Department of Experimental Medicine, TOR, University of Rome "Tor Vergata", Rome, Italy.
IDI-IRCCS, Rome, Italy.
Cell Death Dis. 2024 Nov 14;15(11):830. doi: 10.1038/s41419-024-07159-7.
Unraveling the molecular nature of skin aging and keratinocyte senescence represents a challenging research project in epithelial biology. In this regard, depletion of p63, a p53 family transcription factor prominently expressed in human and mouse epidermis, accelerates both aging and the onset of senescence markers in vivo animal models as well as in ex vivo keratinocytes. Nonetheless, the biochemical link between p63 action and senescence phenotype remains largely unexplored. In the present study, through ultrahigh performance liquid chromatography-tandem mass spectroscopy (UPLC-MS/MS) and gas chromatography/mass spectrometry (GC/MS) metabolomic analysis, we uncover interesting pathways linking replicative senescence to metabolic alterations during p63 silencing in human keratinocytes. Integration of our metabolomic profiling data with targeted transcriptomic investigation empowered us to demonstrate that absence of p63 and senescence share similar modulation profiles of oxidative stress markers, pentose phosphate pathway metabolites and lyso-glycerophospholipids, the latter due to enhanced phospholipases gene expression profile often under p63 direct/indirect gene control. Additional biochemical features identified in deranged keratinocytes include a relevant increase in lipids production, glucose and pyruvate levels as confirmed by upregulation of gene expression of key lipid synthesis and glycolytic enzymes, which, together with improved vitamins uptake, characterize senescence phenotype. Silencing of p63 in keratinocytes instead, translates into a blunted flux of metabolites through both glycolysis and the Krebs cycle, likely due to a p63-dependent reduction of hexokinase 2 and citrate synthase gene expression. Our findings highlight the potential role of p63 in counteracting keratinocyte senescence also through fine regulation of metabolite levels and relevant biochemical pathways. We believe that our research might contribute significantly to the discovery of new implications of p63 in keratinocyte senescence and related diseases.
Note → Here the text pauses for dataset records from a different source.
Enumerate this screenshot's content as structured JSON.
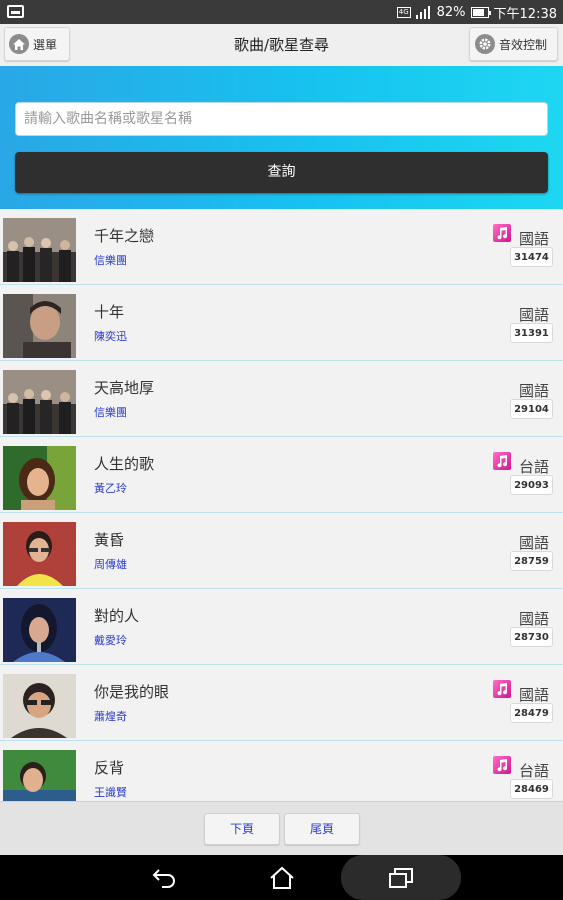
{
  "status_bar": {
    "network": "4G",
    "battery": "82%",
    "time": "下午12:38"
  },
  "title_bar": {
    "menu_label": "選單",
    "title": "歌曲/歌星查尋",
    "effects_label": "音效控制"
  },
  "search": {
    "placeholder": "請輸入歌曲名稱或歌星名稱",
    "value": "",
    "button_label": "查詢"
  },
  "songs": [
    {
      "title": "千年之戀",
      "artist": "信樂團",
      "language": "國語",
      "count": "31474",
      "has_music_icon": true
    },
    {
      "title": "十年",
      "artist": "陳奕迅",
      "language": "國語",
      "count": "31391",
      "has_music_icon": false
    },
    {
      "title": "天高地厚",
      "artist": "信樂團",
      "language": "國語",
      "count": "29104",
      "has_music_icon": false
    },
    {
      "title": "人生的歌",
      "artist": "黃乙玲",
      "language": "台語",
      "count": "29093",
      "has_music_icon": true
    },
    {
      "title": "黃昏",
      "artist": "周傳雄",
      "language": "國語",
      "count": "28759",
      "has_music_icon": false
    },
    {
      "title": "對的人",
      "artist": "戴愛玲",
      "language": "國語",
      "count": "28730",
      "has_music_icon": false
    },
    {
      "title": "你是我的眼",
      "artist": "蕭煌奇",
      "language": "國語",
      "count": "28479",
      "has_music_icon": true
    },
    {
      "title": "反背",
      "artist": "王識賢",
      "language": "台語",
      "count": "28469",
      "has_music_icon": true
    }
  ],
  "pagination": {
    "next_label": "下頁",
    "last_label": "尾頁"
  },
  "colors": {
    "search_gradient_start": "#2aa7e6",
    "search_gradient_end": "#1ed7f2",
    "query_button": "#2f2f2f",
    "artist_text": "#2a3bd0",
    "music_icon": "#e23aa8"
  },
  "icons": {
    "menu": "home-icon",
    "effects": "gear-icon",
    "song_flag": "music-note-icon",
    "nav": [
      "back-icon",
      "home-icon",
      "recent-apps-icon"
    ]
  }
}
揭示皮肤衰老和角质形成细胞衰老的分子本质是上皮生物学中具有挑战性的研究项目。在这方面,p53 家族转录因子 p63 的耗竭会加速体内动物模型以及体外角质形成细胞的衰老和衰老标志物的出现。然而,p63 作用与衰老表型之间的生化联系在很大程度上仍未得到探索。在本研究中,我们通过超高效液相色谱-串联质谱(UPLC-MS/MS)和气相色谱/质谱(GC/MS)代谢组学分析,揭示了有趣的途径,将复制性衰老与 p63 沉默后角质形成细胞代谢改变联系起来。将我们的代谢组学分析数据与靶向转录组学研究相结合,使我们能够证明 p63 缺失和衰老在氧化应激标志物、戊糖磷酸途径代谢物和溶甘油磷脂的代谢改变方面具有相似的调节模式,后者是由于增强了通常受 p63 直接/间接基因控制的磷脂酶基因表达谱。在失调的角质形成细胞中还确定了其他生化特征,包括脂质、葡萄糖和丙酮酸盐水平的显著增加,这是通过关键脂质合成和糖酵解酶的基因表达上调来证实的,这与改善维生素摄取一起,构成了衰老表型的特征。在角质形成细胞中沉默 p63 会导致糖酵解和三羧酸循环中代谢物通量的明显减少,这可能是由于 p63 依赖性降低了己糖激酶 2 和柠檬酸合酶的基因表达。我们的研究结果强调了 p63 通过精细调节代谢物水平和相关生化途径来抵抗角质形成细胞衰老的潜在作用。我们相信,我们的研究可能会对发现 p63 在角质形成细胞衰老和相关疾病中的新作用做出重要贡献。